Furchtgott-Roth, director of the Hudson Institute's Center for Employment Policy, noted the tortuous legal history of quotas, and said the Dodd-Frank provisions are "broad and vague, and are certain to increase inefficiency in federal agencies."
Moreover, she calls the establishment of the minority offices "a troubling indictment" of current law.
"Women and minorities have an ample range of legal avenues already to ensure that businesses engage in nondiscriminatory practices," she writes. "By creating these new offices, Congress does not believe that existing law is sufficient."
All Cabinet-level departments already have Offices of Civil Rights and Diversity, she noted. The Labor Department's Office of Federal Contract Compliance and the Equal Employment Opportunity Commission already oversee fair-hiring practices.

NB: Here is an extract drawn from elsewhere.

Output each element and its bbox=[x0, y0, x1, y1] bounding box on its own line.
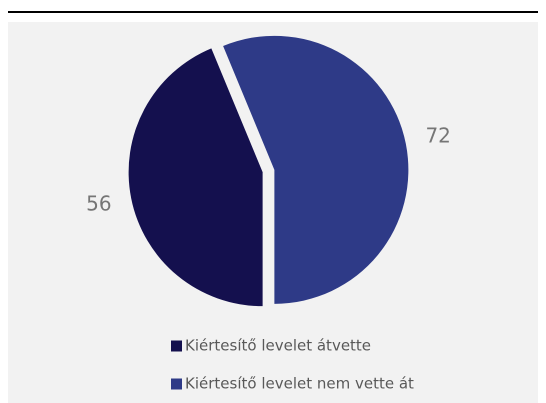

"With the new financial regulation law," writes Furchtgott-Roth, "the federal government is moving from outlawing discrimination to setting up a system of quotas. Ultimately, the only way that financial firms doing business with the government would be able to comply with the law is by showing that a certain percentage of their workforce is female or minority."
The four civil rights commissioners say in their letter than "some legislators" add affirmative action provisions to major legislation under consideration to garner political support to get a bill passed.
The commissioners' letter states that, "like several major bills that have passed or may pass the 111th Congress, the Dodd-Frank bill includes a section on race and gender that even those who pride themselves on keeping up with national affairs may have failed to notice. It's not hidden, but in a document that is almost 2,000 pages long, nothing can ever be as accessible as we would like it to be."
Furchtgott-Roth writes that "the issue deserves careful debate — rather than a few pages slipped into the financial regulation bill."